Unless they happen to be friends, directors seldom talk with one another in any depth about their projects. That’s what they talk about with their authors, dramaturgs and their future film team. Because each director is focused on his or her project and style, another director is seldom helpful in this domain.

 

At the same time, we all worked together in one studio and naturally knew who was making what. And we saw our colleagues’ films before they opened in theaters at the big approval screenings, to which all members of the studio were invited.

 

 

Your film premiered in April 1980 and is now over thirty years old. Given the distance represented by these three decades, is there anything more you’d like to say about the film?

 

I think back very fondly on the work on this film—and on all my girls and boys!

 

 

 

[1] Mikhail Romm (1901-1971) was a Soviet director of internationally known films, including Ordinary Fascism (1965), Nine Days of One Year (1962), Girl No. 217 (1945) and Lenin in 1918 (1939). He also taught at VGIK (S.A. Gerasimov All-Russian University of Cinematography) and influenced many renowned filmmakers, including Andrei Tarkovsky, Nikita Mikhalkov, Elem Klimov and Gleb Panfilov.
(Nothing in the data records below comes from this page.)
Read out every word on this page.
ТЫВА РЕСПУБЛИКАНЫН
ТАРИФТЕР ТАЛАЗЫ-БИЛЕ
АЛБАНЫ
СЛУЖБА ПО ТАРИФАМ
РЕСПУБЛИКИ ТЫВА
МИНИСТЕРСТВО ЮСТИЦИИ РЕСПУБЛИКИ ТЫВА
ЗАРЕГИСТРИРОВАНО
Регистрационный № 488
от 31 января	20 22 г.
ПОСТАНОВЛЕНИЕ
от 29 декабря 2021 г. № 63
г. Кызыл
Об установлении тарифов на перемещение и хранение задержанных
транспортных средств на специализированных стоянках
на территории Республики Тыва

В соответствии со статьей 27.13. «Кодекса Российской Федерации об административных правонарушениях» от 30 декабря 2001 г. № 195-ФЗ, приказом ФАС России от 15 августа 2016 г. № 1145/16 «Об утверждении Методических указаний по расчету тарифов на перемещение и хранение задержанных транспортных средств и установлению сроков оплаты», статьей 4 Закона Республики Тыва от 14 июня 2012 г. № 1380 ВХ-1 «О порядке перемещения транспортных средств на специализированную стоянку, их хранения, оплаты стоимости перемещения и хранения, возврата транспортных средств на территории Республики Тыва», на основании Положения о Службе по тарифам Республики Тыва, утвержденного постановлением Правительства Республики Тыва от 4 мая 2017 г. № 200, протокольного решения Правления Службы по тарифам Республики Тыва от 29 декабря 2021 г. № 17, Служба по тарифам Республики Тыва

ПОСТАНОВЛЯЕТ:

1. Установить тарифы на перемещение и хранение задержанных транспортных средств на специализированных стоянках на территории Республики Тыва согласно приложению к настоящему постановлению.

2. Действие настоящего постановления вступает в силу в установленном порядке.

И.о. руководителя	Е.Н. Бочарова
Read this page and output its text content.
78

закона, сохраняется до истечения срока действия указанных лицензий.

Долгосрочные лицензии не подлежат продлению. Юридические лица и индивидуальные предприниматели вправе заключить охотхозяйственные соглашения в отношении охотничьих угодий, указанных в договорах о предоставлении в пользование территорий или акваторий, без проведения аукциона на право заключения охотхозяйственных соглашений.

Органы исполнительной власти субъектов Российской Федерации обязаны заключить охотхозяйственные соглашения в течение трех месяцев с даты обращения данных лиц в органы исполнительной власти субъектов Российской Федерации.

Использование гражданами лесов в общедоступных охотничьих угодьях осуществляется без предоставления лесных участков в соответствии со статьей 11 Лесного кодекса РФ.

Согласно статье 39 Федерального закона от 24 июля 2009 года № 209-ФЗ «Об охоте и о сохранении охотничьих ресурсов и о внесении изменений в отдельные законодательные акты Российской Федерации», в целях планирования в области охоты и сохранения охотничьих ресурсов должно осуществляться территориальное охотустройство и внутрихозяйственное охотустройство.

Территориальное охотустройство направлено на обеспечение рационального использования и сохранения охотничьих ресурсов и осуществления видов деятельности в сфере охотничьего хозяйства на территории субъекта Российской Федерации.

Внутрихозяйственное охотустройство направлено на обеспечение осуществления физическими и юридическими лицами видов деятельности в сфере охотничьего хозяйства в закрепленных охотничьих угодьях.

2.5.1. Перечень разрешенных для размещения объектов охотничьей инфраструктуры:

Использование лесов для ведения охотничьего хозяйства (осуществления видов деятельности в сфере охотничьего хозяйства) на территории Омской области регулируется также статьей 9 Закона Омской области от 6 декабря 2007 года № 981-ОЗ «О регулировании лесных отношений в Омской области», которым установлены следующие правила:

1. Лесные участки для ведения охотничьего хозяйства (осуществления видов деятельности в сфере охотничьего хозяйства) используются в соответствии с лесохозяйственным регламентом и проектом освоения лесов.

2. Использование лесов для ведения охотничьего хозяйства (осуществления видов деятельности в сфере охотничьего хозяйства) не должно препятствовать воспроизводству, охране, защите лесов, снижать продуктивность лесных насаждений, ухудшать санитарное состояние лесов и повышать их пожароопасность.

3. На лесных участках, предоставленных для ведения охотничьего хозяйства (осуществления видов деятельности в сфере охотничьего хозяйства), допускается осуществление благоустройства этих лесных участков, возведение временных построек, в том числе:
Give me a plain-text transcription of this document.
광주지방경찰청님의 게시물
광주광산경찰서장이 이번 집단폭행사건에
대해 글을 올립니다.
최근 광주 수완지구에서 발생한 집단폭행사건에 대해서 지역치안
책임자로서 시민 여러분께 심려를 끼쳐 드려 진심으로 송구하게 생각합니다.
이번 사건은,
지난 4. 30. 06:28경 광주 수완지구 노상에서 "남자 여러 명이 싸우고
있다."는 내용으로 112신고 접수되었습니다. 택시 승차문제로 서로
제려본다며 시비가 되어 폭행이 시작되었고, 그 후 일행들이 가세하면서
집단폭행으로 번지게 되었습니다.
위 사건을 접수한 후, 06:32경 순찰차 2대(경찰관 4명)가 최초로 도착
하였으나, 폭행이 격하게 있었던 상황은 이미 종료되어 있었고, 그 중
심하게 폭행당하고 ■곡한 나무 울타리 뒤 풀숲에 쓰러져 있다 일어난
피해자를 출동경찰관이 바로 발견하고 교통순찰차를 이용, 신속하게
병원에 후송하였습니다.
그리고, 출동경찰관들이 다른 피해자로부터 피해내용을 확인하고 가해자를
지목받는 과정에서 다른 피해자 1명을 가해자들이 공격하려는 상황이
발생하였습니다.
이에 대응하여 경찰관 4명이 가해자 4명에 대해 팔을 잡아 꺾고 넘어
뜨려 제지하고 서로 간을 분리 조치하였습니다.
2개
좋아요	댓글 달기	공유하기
[2] Gusner, Iris and Helke Sander. Fantasie und Arbeit: Biografische Zwiesprache (Fantasy and Work: A Biographical Dialog). Berlin: Schüren, 2009.

[3] This film was banned and then lost; re-found and screened in 1990 and then lost again; then finally re-found, digitized and released in Germany in 2010 and in the U.S.A. in 2011.

[4] Ein April hat 30 Tage (April Has Thirty Days, dir. Gunther Scholz, 1978); Solo Sunny (dirs. Konrad Wolf und Wolfgang Kohlhaase, 1979); Seitensprung (Escapade, dir. Evelyn Schmidt, 1979); Glück im Hinterhaus (Backhouse Bliss, dir. Herrmann Zschoche, 1979)

 

 

Extra info:

This written interview was conducted in summer 2012 by Hiltrud Schulz, DEFA Film Library at UMass Amherst.